A quick look at Google Ads Keyword Planner shows there is in fact search inventory available with low competition. That’s what we’re after, search volume and no advertisers.
SpyFu Related Keywords confirms no advertisers, low cost and plenty of inventory. This keyword is perfect for paid psychographic content marketing.
There are any number of reasons to target a Microsoft Access software user. “Data type mismatch criteria” is a Microsoft Access message, uber nerdy. The SERPs seem absent competitors. Data type mismatch is a query most often tendered by MS Access users to the psychographic match seems reasonable.
Let’s check. Yep, verified in Keyword planner.
SpyFu corroborates there are no advertisers and search inventory is available. Sure the inventory is low, so consider bucketing with other terms. It’ll just take some more hunting to build out the low cost Ad Group.
Travel marketers may be interested in the keyword “Berlin International Film Festival deadline.” Often filmmakers attend festivals they enter their movies in. SO, this may be a cool psychographic segment to target future Berlin festival attendees.
Keywords planner confirms the opportunity.
Remarkably, there is a cool gap in Google Ads. Buying searches for the entirety of the film festival seems inexpensive. Wow.
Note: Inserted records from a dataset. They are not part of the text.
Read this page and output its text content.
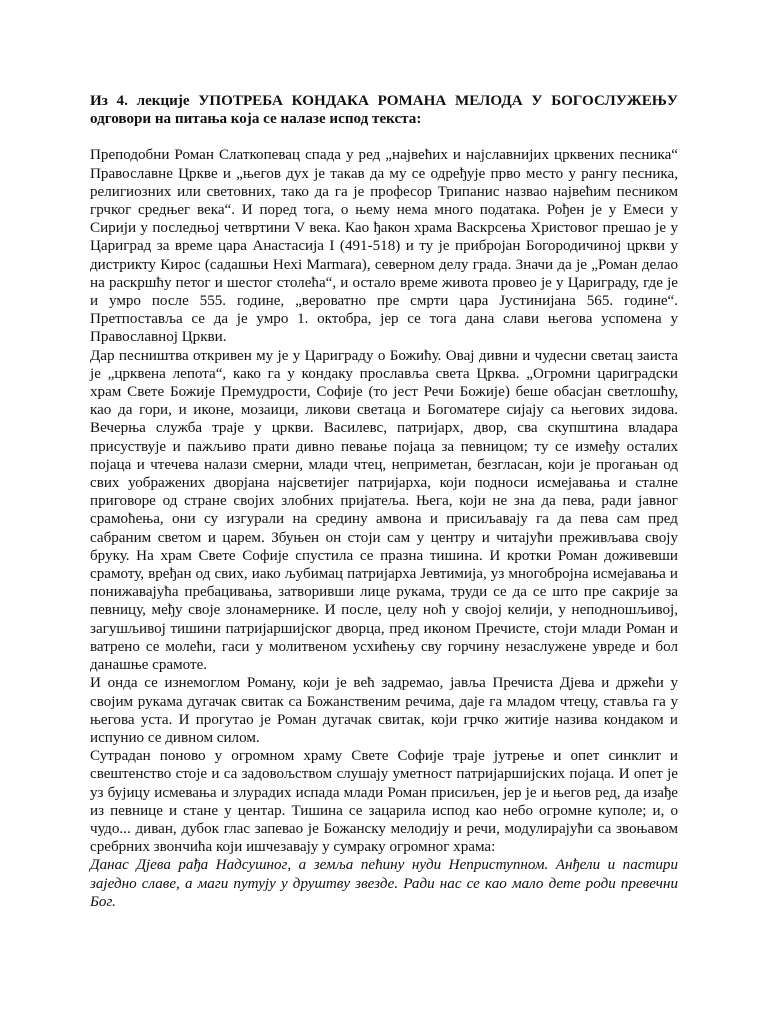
Из 4. лекције УПОТРЕБА КОНДАКА РОМАНА МЕЛОДА У БОГОСЛУЖЕЊУ одговори на питања која се налазе испод текста:

Преподобни Роман Слаткопевац спада у ред „највећих и најславнијих црквених песника“ Православне Цркве и „његов дух је такав да му се одређује прво место у рангу песника, религиозних или световних, тако да га је професор Трипанис назвао највећим песником грчког средњег века“. И поред тога, о њему нема много података. Рођен је у Емеси у Сирији у последњој четвртини V века. Као ђакон храма Васкрсења Христовог прешао је у Цариград за време цара Анастасија I (491-518) и ту је прибројан Богородичиној цркви у дистрикту Кирос (садашњи Hexi Marmara), северном делу града. Значи да је „Роман делао на раскршћу петог и шестог столећа“, и остало време живота провео је у Цариграду, где је и умро после 555. године, „вероватно пре смрти цара Јустинијана 565. године“. Претпоставља се да је умро 1. октобра, јер се тога дана слави његова успомена у Православној Цркви.

Дар песништва откривен му је у Цариграду о Божићу. Овај дивни и чудесни светац заиста је „црквена лепота“, како га у кондаку прославља света Црква. „Огромни цариградски храм Свете Божије Премудрости, Софије (то јест Речи Божије) беше обасјан светлошћу, као да гори, и иконе, мозаици, ликови светаца и Богоматере сијају са његових зидова. Вечерња служба траје у цркви. Василевс, патријарх, двор, сва скупштина владара присуствује и пажљиво прати дивно певање појаца за певницом; ту се између осталих појаца и чтечева налази смерни, млади чтец, неприметан, безгласан, који је прогањан од свих уображених дворјана најсветијег патријарха, који подноси исмејавања и сталне приговоре од стране својих злобних пријатеља. Њега, који не зна да пева, ради јавног срамоћења, они су изгурали на средину амвона и присиљавају га да пева сам пред сабраним светом и царем. Збуњен он стоји сам у центру и читајући преживљава своју бруку. На храм Свете Софије спустила се празна тишина. И кротки Роман доживевши срамоту, вређан од свих, иако љубимац патријарха Јевтимија, уз многобројна исмејавања и понижавајућа пребацивања, затворивши лице рукама, труди се да се што пре сакрије за певницу, међу своје злонамернике. И после, целу ноћ у својој келији, у неподношљивој, загушљивој тишини патријаршијског дворца, пред иконом Пречисте, стоји млади Роман и ватрено се молећи, гаси у молитвеном усхићењу сву горчину незаслужене увреде и бол данашње срамоте.

И онда се изнемоглом Роману, који је већ задремао, јавља Пречиста Дјева и држећи у својим рукама дугачак свитак са Божанственим речима, даје га младом чтецу, ставља га у његова уста. И прогутао је Роман дугачак свитак, који грчко житије назива кондаком и испунио се дивном силом.

Сутрадан поново у огромном храму Свете Софије траје јутрење и опет синклит и свештенство стоје и са задовољством слушају уметност патријаршијских појаца. И опет је уз бујицу исмевања и злурадих испада млади Роман присиљен, јер је и његов ред, да изађе из певнице и стане у центар. Тишина се зацарила испод као небо огромне куполе; и, о чудо... диван, дубок глас запевао је Божанску мелодију и речи, модулирајући са звоњавом сребрних звончића који ишчезавају у сумраку огромног храма:

Данас Дјева рађа Надсушног, а земља пећину нуди Неприступном. Анђели и пастири заједно славе, а маги путују у друштву звезде. Ради нас се као мало дете роди превечни Бог.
Buying keywords as a psychographic content amplification tactic is not necessarily about immediate conversion, which may be a challenge for some to measure, especially in Europe considering GDPR. An absolute for very low CPCs is that there are no other advertisers. Keep in mind that many advertisers part spends by week, day, time of day, and other data. So, be vigilant and use scripts to keep CPCs compliant to acceptable top or mid-funnel content marketing costs.
Bing and other paid search engines also work similarly for this tactic, internationally as well. Remember to segment retargeting/remarketing so as to better understand which psychographic keywords led to conversions. Happy content marketing!